Imagine one of the richest people in America – say, Warren Buffet, Sergey Brin or Larry Ellison – and you are more likely to see his enormous wealth as deserved and deserved, the product of hard work, talent. and ingenuity.
But if you consider “the super-rich”, “the 1%” or “the economic elite”, rather than individuals, you are more likely to attribute great wealth to the systemic benefits that have contributed to decades of economic development. income inequality in the United States. , and to feel more confused by it.
This finding, reported in new psychology research by collaborators at Cornell and Ohio State University, suggests that our tolerance for inequality – and our support for redistributive policies aimed at reducing it – may depend on person that people are made to think about at the peak of economic times. ladder.
“When you think of the ‘rich’ or ‘1%’, the mind turns much more easily to situational attributions,” said Thomas Gilovich, Irene Blecker Rosenfeld professor of psychology at the College of Arts and Sciences. “You think of the rigged system, the privileges they have, so you’re much more willing to support, say, an inheritance tax to deal with growing income inequality. “
Gilovich is co-authored with Jesse Walker, MA ’17, Ph.D. ’19, assistant professor of marketing at Fisher College of Business at Ohio State, and Stephanie Tepper, MA ’21, doctoral student in psychology , from “People are more tolerant of inequalities when expressed in terms of individuals rather than Groups at the Top,” published Oct. 18 in Proceedings of the National Academy of Sciences (PNAS).
In eight studies involving a total of 2,800 survey participants, researchers found that people were more willing to accept extreme disparities in wealth or resources, and less supportive of policies such as the wealth tax. or estates, in the context of successful individuals. They found the same level of inequality less fair when it applied to groups.
Researchers suggest that this effect is guided by our tendency to view internal traits as more responsible for individual successes and failures than for group outcomes. Also at work: “the striped star effect”, in which Gilovich and Walker found that people are more inspired by individual success than by team success.
The first study of the new research questioned appropriate CEO compensation, noting that CEO salaries at the country’s 350 largest companies have risen from 42 times to 372 times that of the average worker since 1995.
Everyone interviewed thought the current ratio was too high. But those who were randomly chosen to consider the CEO of a specific company believed that the CEO should earn a significantly higher multiple of a worker’s average salary than those who consider the CEO class as a whole.
“We seem to be a little more tolerant of lavish pay when it comes to an individual CEO who gets paid,” Walker said, “rather than CEOs as a group.”
Another study featured the covers of Forbes magazine featuring either a group of seven billionaires from the Forbes 400 list – edited to remove well-known figures including Bill Gates, Jon Bon Jovi and Oprah Winfrey – or a single member of the group.
Again, study participants believed that an individual’s level of wealth was fairer and more deserved, and attributed their success more to talent and hard work. Those who saw the group cover were “clearly more troubled” by the wealth of billionaires, the researchers wrote, attributing it more to an economic system working for their benefit.
“These are individuals that very few of our subjects, if any, would know,” Gilovich said. “Nevertheless, they are less favorable to the taxation of these people than to the perception of these people.”

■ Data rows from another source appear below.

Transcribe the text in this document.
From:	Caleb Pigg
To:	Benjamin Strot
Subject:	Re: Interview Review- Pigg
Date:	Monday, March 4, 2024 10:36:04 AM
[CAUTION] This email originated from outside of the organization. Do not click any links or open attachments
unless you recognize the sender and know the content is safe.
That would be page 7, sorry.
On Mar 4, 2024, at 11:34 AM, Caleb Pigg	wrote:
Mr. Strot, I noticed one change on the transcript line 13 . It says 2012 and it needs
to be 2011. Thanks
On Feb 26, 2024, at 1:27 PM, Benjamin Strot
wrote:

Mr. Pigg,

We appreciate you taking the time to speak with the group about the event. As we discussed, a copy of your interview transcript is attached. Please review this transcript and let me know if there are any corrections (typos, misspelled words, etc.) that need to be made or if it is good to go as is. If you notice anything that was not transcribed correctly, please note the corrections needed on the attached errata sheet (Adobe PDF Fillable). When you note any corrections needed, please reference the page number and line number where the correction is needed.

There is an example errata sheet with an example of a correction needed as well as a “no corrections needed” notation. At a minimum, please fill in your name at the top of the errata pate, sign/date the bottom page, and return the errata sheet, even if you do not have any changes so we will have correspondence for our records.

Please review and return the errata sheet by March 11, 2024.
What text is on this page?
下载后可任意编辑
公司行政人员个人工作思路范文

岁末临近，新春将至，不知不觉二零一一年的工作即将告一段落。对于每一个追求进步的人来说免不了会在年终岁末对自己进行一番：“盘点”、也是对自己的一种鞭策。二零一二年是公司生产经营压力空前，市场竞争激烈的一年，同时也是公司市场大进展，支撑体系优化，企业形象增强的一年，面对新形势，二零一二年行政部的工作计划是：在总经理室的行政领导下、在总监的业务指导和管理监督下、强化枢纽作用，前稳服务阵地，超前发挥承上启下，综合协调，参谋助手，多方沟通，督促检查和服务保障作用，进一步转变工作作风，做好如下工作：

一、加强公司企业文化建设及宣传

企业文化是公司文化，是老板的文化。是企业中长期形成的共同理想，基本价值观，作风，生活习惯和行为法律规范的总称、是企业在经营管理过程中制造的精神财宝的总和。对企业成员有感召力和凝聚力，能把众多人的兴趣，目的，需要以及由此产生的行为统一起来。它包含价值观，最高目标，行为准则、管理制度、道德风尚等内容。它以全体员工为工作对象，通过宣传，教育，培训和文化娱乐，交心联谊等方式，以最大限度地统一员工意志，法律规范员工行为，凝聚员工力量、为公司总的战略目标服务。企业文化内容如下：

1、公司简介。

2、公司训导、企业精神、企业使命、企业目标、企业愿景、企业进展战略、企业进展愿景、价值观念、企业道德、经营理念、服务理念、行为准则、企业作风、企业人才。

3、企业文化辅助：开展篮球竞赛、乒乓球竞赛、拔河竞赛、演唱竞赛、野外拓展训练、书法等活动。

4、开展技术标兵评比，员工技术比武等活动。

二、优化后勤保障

This higher tolerance for individual wealth changed in a study that encouraged subjects to think about external factors such as privilege and relationships – in this case, a “Bollywood” actor born into a prominent family in the industry. .
“When we do that, the effect wears off,” Gilovich said. “People are just as willing to tax a rich person when they have been made to make situational allotments for the success of the individual.”
The results suggest that a common practice in writing and journalism – leading with a personalized story to illustrate a larger issue or trend – can backfire on income inequality, at least when it comes to describe those at the top, the researchers said. Government officials, nonprofits, journalists and others seeking to make people care about the issue, they said, should draw attention to the wealthy as a class, and not on wealthy individuals.
“If you want to change the system,” Gilovich said, “you have to get people to think systemically.”